Tais estatísticas, entre outros fatores — entre as quais, a expansão de assentamentos ilegais exclusivamente judaicos na Cisjordânia ocupada — “ameaçam agravar ainda mais o suplício dos palestinos mais vulneráveis”, reiterou Wennesland. Esta categoria, contudo, existe muito além do campo da estatística. Quando soldados israelenses mataram Muhammad Haitham Al-Tamimi, de apenas dois anos, em 5 de junho deste ano, seu nome foi adicionado a um corredor cada vez maior de ignomínia. A memória da criança, no entanto, como a memória de todos os outros, está gravada na consciência coletiva do povo palestino. Sua dor se aprofunda, mas também o instiga a manter sua luta e sua resistência.

Para os palestinos, o assassinato de crianças não é uma ação arbitrária de um exército que carece de disciplina e teme repercussões. Os palestinos nativos sabem que a guerra travada por Israel contra suas crianças é um elemento intrínseco de uma guerra muito maior travada contra cada um deles.

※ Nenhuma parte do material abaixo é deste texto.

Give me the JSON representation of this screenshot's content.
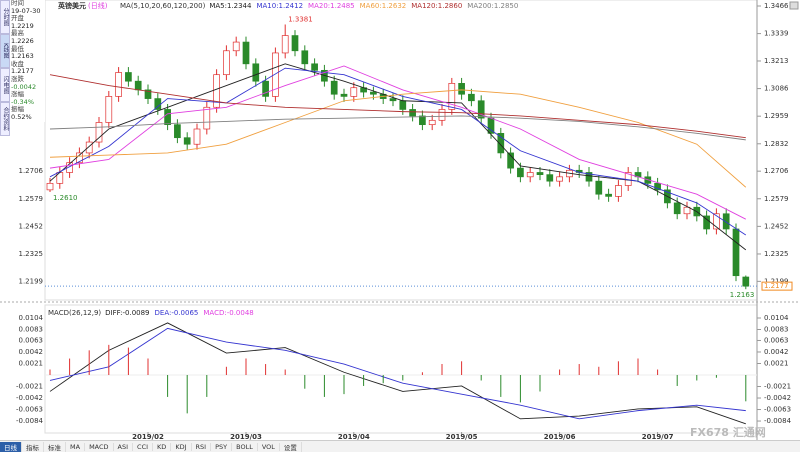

É claro, não há declaração aberta para esta batalha — nenhum Estado admitiria que executa crianças deliberadamente, sob apreensão óbvia de relações públicas. Alguns líderes israelenses do passado, entretanto, baixaram a guarda e deixaram escapar um ato falho, expondo uma lógica estranha e perturbadora.

Crianças palestinas são “pequenas cobras”, escreveu a ex-ministra da Justiça, Ayelet Shaked, em 2015. Em postagem no Facebook, publicada no The Washington Post, Shaked defendeu o assassinato das “mães dos mártires” — em referência aos palestinos executados por Israel. Ao fazê-lo, declarou sua guerra a todas as famílias palestinas. “Elas deveriam ter o mesmo destino de seus filhos, nada mais justo”, declarou Shaked. Pouco depois, foi agraciada com o cargo máximo do Ministério da Justiça.

Naturalmente, nem todos os oficiais israelenses são tão sinceros no que se refere à execução sistêmica de crianças palestinas. Dados compilados por entidades internacionais de direitos humanos não deixam dúvida de que a natureza dos assassinatos são parte de uma tática abrangente adotada desde os primórdios pelo exército israelense. “Em todos os casos”, observou a recente investigação do HRW, “forças israelenses balearam o torso das crianças … sem emitir qualquer alerta ou adotar medidas mais ordinárias, menos letais”.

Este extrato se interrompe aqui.